Jetzt endlich aß auch Augusto Sarti vom Wildbret. Nachdem alle andern genug hatten und müde, übersättigte Köpfe hängen ließen, schmatzten und nagten er und Marzo noch gewaltig am Braten herum. Sie hatten ja das beste Recht darauf. Ihr Appetit wurde jedesmal frisch, wenn sie überlegten, wie lustig es eigentlich sei, vor den langen Nasen des Staates gewildertes Fleisch behaglich zu verzehren. »Wir dürfen doppelte Portionen nehmen«, höhnten sie, »sind wir doch arme, geplagte, unschuldige Waldleute und hier zu Tische geladen. Aber eine ganz andere Frage ist, ob ihr Herren Blauröcke von diesem Fleisch, das jedenfalls gewildert worden und für euern Magen und euer Gewissen ganz sündhaft ist, ob ihr auch nur eine Gabel voll essen durftet.«

Nun mußten auch die Polizisten erschütternd lachen. »Nein, so etwas!«

Marta kochte zwei, drei Kannen voll Kaffee. Den tranken wir in der Küche am großen Herdfeuer, und hier hockte es sich so vergnüglich, daß es unter Geschichtenerzählen und Spaßen fast Mitternacht wurde, bis man das Lager aufsuchte. Man hatte zuletzt noch alte, schwermütige, eintönige Lieder gesungen und sich dabei Arm in Arm gehalten, auch die Polizisten!

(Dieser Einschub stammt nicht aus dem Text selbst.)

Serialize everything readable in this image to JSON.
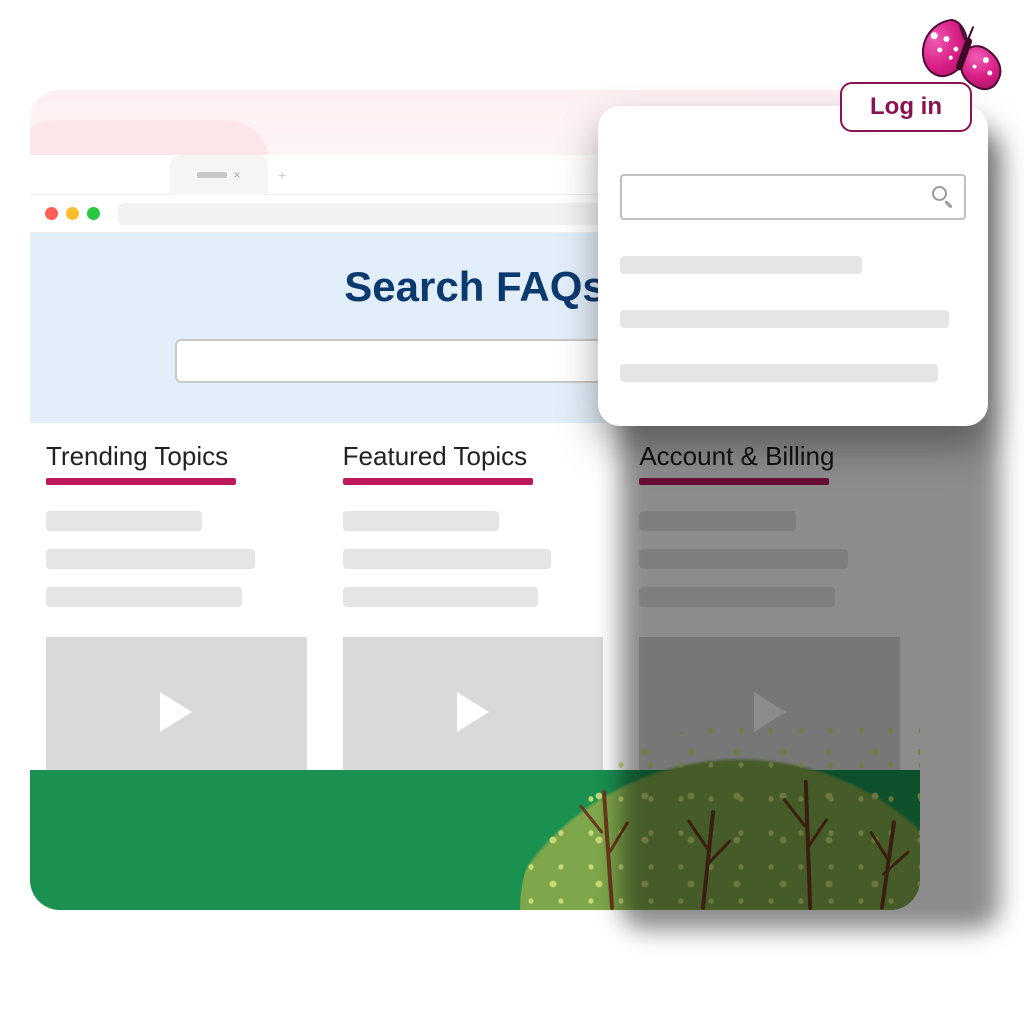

Ernst, feierlich, ehrlich war man geworden. Da konnt' ich's nicht verhalten, zog den Knabenbrief hervor, las ihn laut, Stempel, Unterschrift, Feder und fragte: »Wer zweifelt jetzt noch, daß unser Freund Augusto Sarti heute nichts anderes, gar nichts anderes hätte schießen können als einen Habicht?«

Der Sarti schoß mir böse Blicke zu. Aber als alles ›Bravo‹ schrie und Beppo und Ugo ihm die Hände schüttelten und nun wirklich herzliche Abbitte leisteten und sogar versprachen, sie wollten ihm nie anders als so am guten Eßtisch begegnen, und sie würden ihm in Zukunft Signale geben, etwa durch die Finger pfeifen, wenn er im Walde zu tun hätte, damit so ein Habichtschütze nur ruhig bleibe . . .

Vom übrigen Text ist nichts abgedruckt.